After winning the Monte Carlo Masters two weeks ago, Nadal improved his record on clay this year to 10-0 with a 7-5 6-2 victory.
The win also enabled Nadal to match Andre Agassi’s record of 17 Masters Series titles.
The match was finely balanced at 4-4 in the first set when rain first forced the players off court.
When play resumed an hour later Ferrer, who had saved five break points in the fifth game, held his nerve to move into a 5-4 lead.
However, Nadal broke at his next opportunity and then saved his first break point of the match to serve out for the opening set.
The second rain break came early in the second set, but by then Nadal had broken serve for a 2-1 lead.
Another break when play eventually resumed an hour and 45 minutes later helped Nadal ease to victory and further demonstrate the Spaniard is getting back to his dominant best on clay.
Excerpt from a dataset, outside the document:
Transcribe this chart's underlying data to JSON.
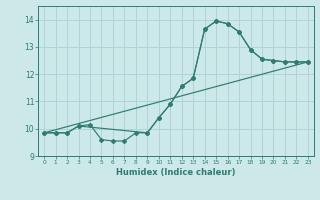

Give Ferrer – who had beaten three players ranked higher than him, including Andy Murray in the third round to reach the final – his due. The score may read 7-5, 6-2 but each and every point was won through gritted teeth and ferocious intensity.
If anything – and this ought to frighten the socks off everyone else preparing for the French Open later this month – Nadal is getting even better. It is an alarming thought.
Nadal lost serve once in the tournament, he dropped one set, to the hugely impressive Ernests Gulbis of Latvia in the semi-finals, he devoured acres of the new court at the Foro Italico, he sustained a number of rallies with improbable defensive tennis, his forehand raked across the dirt, his intensity never dropped. He could not stop grinning throughout another ceremony that concluded with him taking a bite out of a trophy. And it is not often you see Nadal racing around a court, spraying ball boys and girls with champagne after a final – the champion’s joy was unconfined.